L'activité de l'AJPSB reportée

Comme prévu, tôt le matin, la place de la mairie était occupée par l'Association des jeunes pour le progrès social à Bobo-Dioulasso (AJPSB), pour effectuer leur cérémonie de remise de vivres et autres matériels à l'orphelinat « Den Kanu » du secteur 25 de Bobo-Dioulasso. Mais, finalement, avec le gaz lacrymogène sur les lieux, la cérémonie a été reportée laissant ainsi la place aux CRS qui l'ont occupée toute la journée.

Un véhicule CRS heurte le véhicule d'un particulier

Dans la poursuite des manifestants, les éléments des forces de l'ordre et de sécurité qui en avaient la charge roulaient à vive allure dans les différentes artères jouxtant la mairie. Vu la densité de la foule et surtout du gaz lacrymogène qui troublait la circulation, un véhicule CRS a heurté le véhicule d'un particulier. Celui-ci a demandé qu'un constat soit fait pour situer les responsabilités.

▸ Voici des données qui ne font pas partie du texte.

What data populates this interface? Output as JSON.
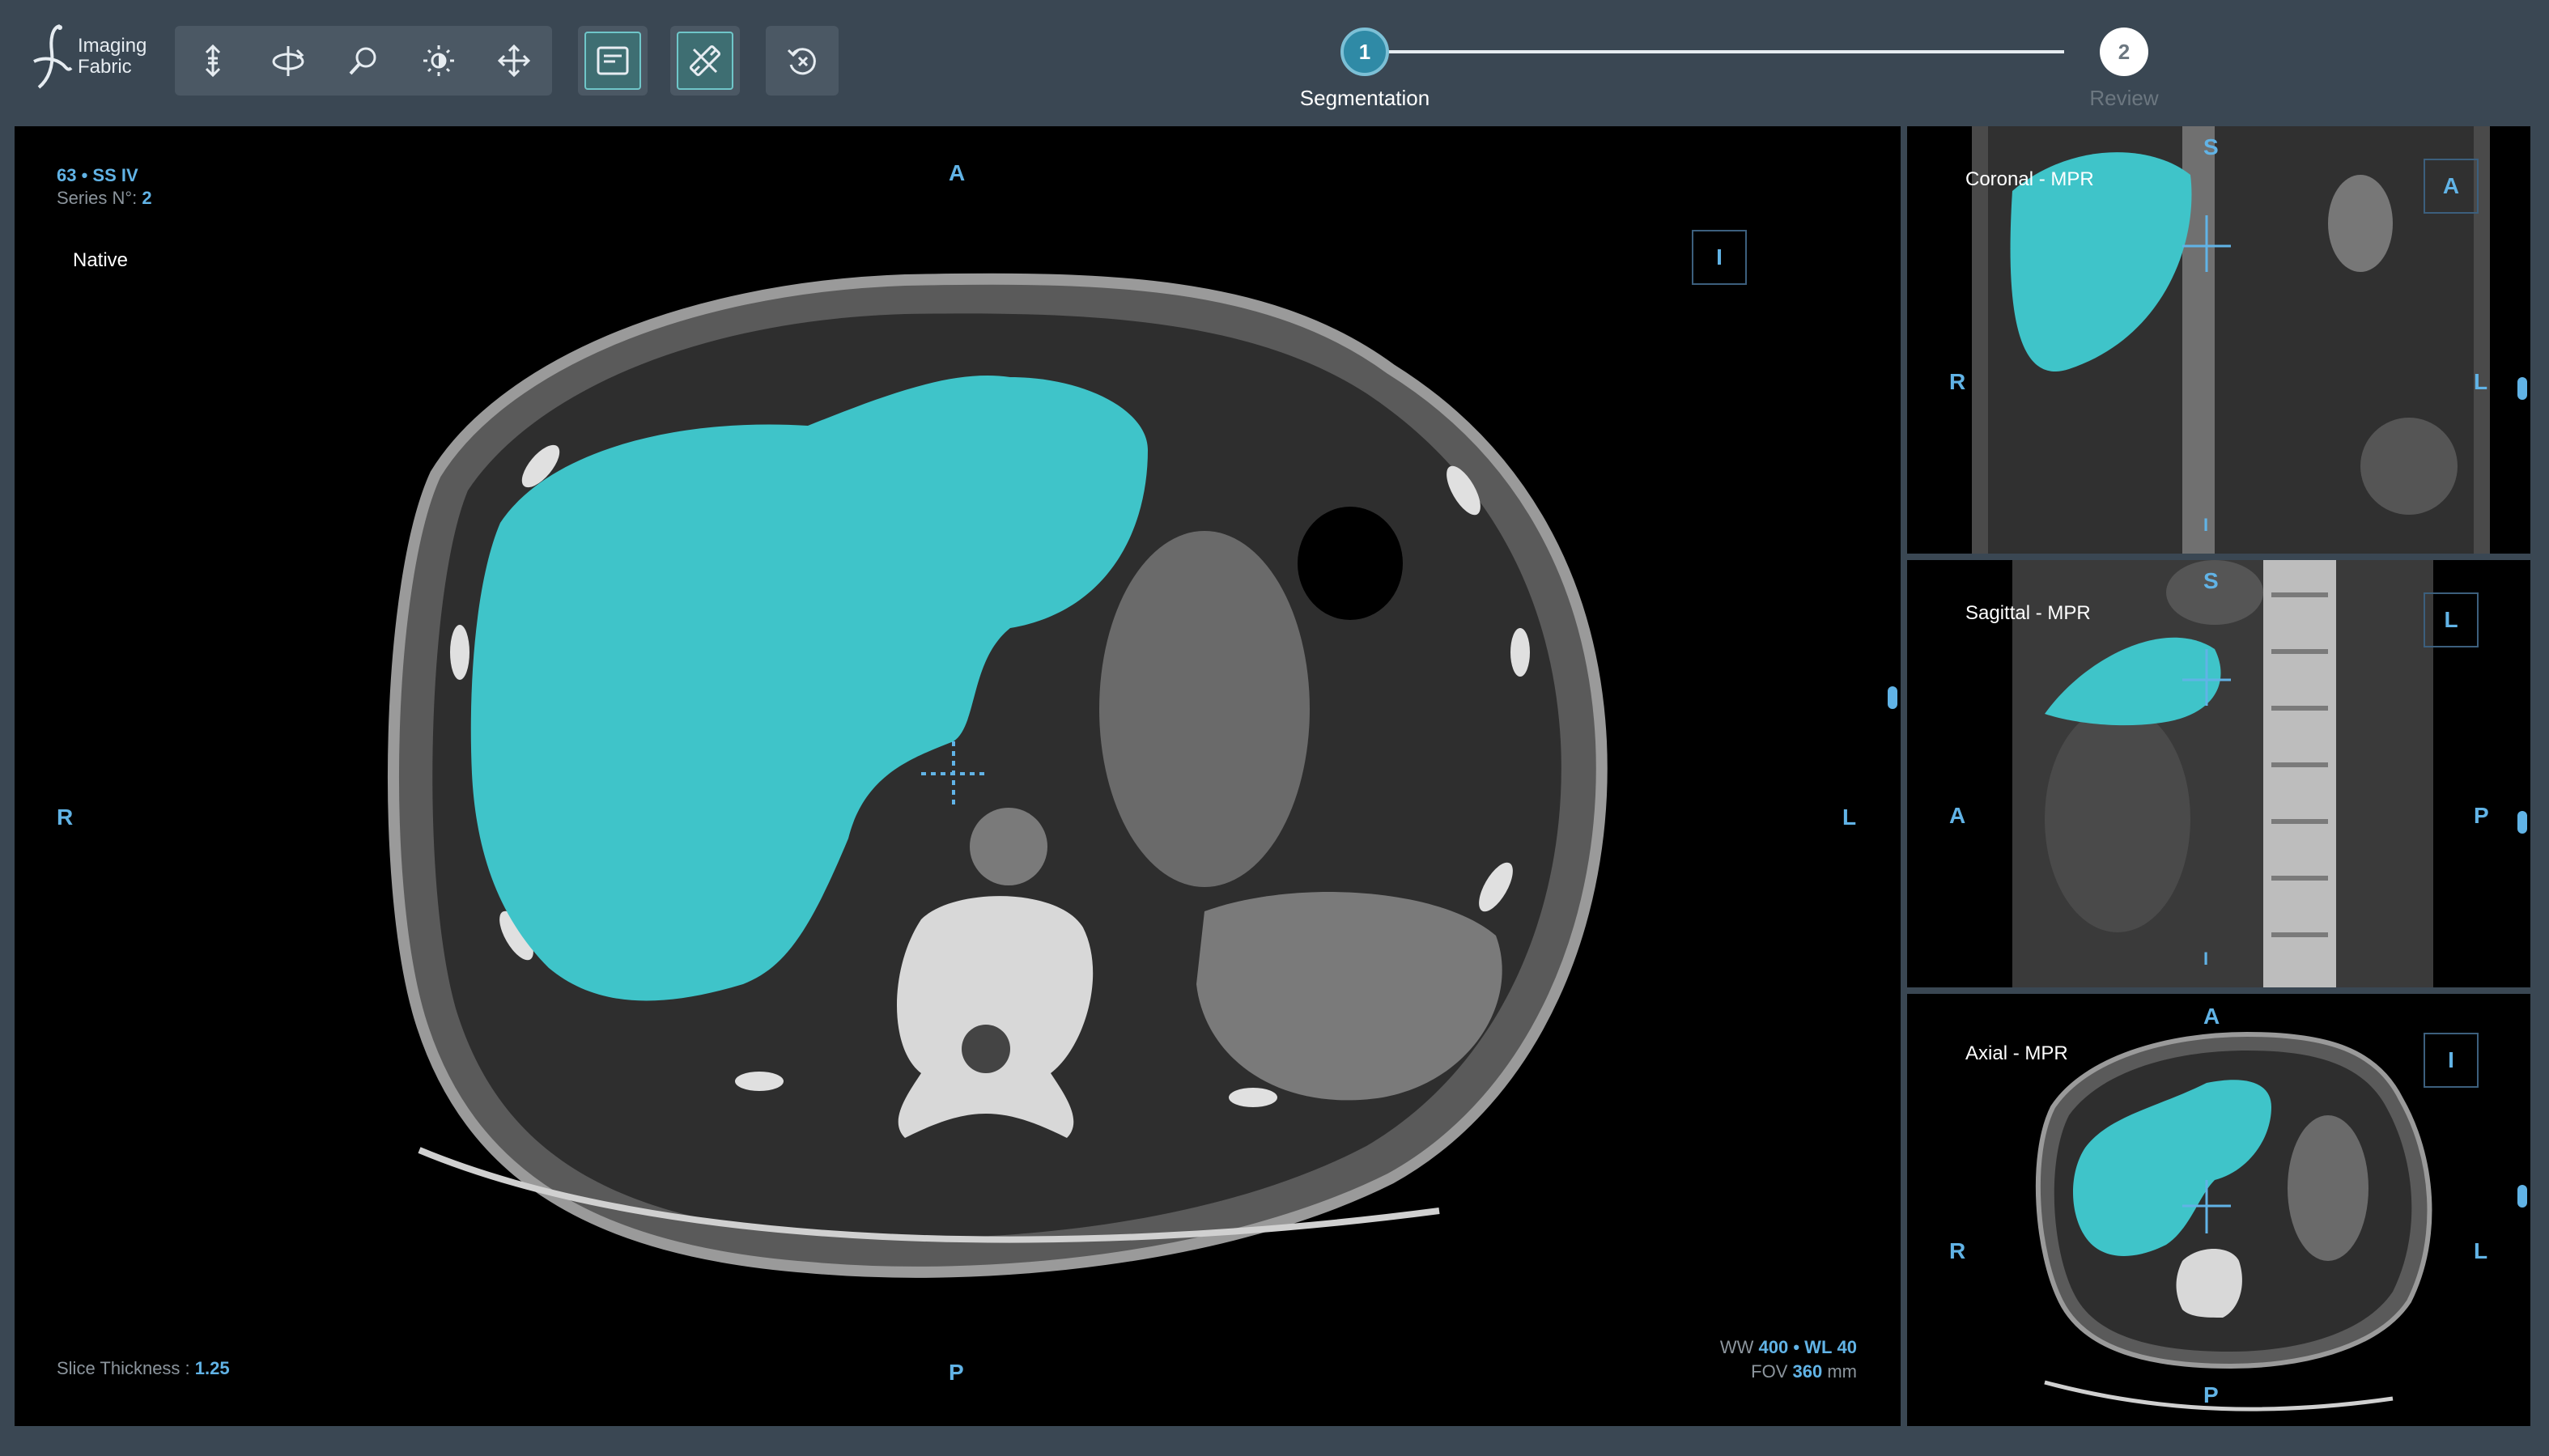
{
  "app": {
    "logo_line1": "Imaging",
    "logo_line2": "Fabric"
  },
  "toolbar": {
    "tools": [
      "scroll-icon",
      "rotate-icon",
      "zoom-icon",
      "brightness-icon",
      "pan-icon"
    ],
    "toggle_annotations": "annotations-icon",
    "toggle_measure": "measure-icon",
    "reset": "reset-icon"
  },
  "stepper": {
    "steps": [
      {
        "number": "1",
        "label": "Segmentation",
        "state": "active"
      },
      {
        "number": "2",
        "label": "Review",
        "state": "inactive"
      }
    ]
  },
  "main_view": {
    "patient": "63 • SS IV",
    "series_label": "Series N°:",
    "series_value": "2",
    "mode": "Native",
    "orient_top": "A",
    "orient_bottom": "P",
    "orient_left": "R",
    "orient_right": "L",
    "orient_box": "I",
    "slice_thickness_label": "Slice Thickness :",
    "slice_thickness_value": "1.25",
    "ww_label": "WW",
    "ww_value": "400",
    "wl_label": "• WL",
    "wl_value": "40",
    "fov_label": "FOV",
    "fov_value": "360",
    "fov_unit": "mm"
  },
  "coronal_view": {
    "title": "Coronal - MPR",
    "orient_top": "S",
    "orient_bottom": "I",
    "orient_left": "R",
    "orient_right": "L",
    "orient_box": "A"
  },
  "sagittal_view": {
    "title": "Sagittal - MPR",
    "orient_top": "S",
    "orient_bottom": "I",
    "orient_left": "A",
    "orient_right": "P",
    "orient_box": "L"
  },
  "axial_view": {
    "title": "Axial - MPR",
    "orient_top": "A",
    "orient_bottom": "P",
    "orient_left": "R",
    "orient_right": "L",
    "orient_box": "I"
  },
  "colors": {
    "segmentation": "#3fc4c9",
    "accent": "#61b3e6",
    "stepper_active": "#2f8aa6"
  }
}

Une fête de clôture dans une école perturbée

Si le gaz lacrymogène était destiné aux manifestants, force est de constater que toutes les activités dans le périmètre de l'évènement ont été perturbés. C'est ainsi qu'une école primaire en fête de fin d'année, marquant la clôture ses activités sportives, culturelles et scolaires, a été perturbée par le gaz lacrymogène qui venait de partout. Finalement, la fête a été ajournée afin de ne pas exposer les enfants au gaz.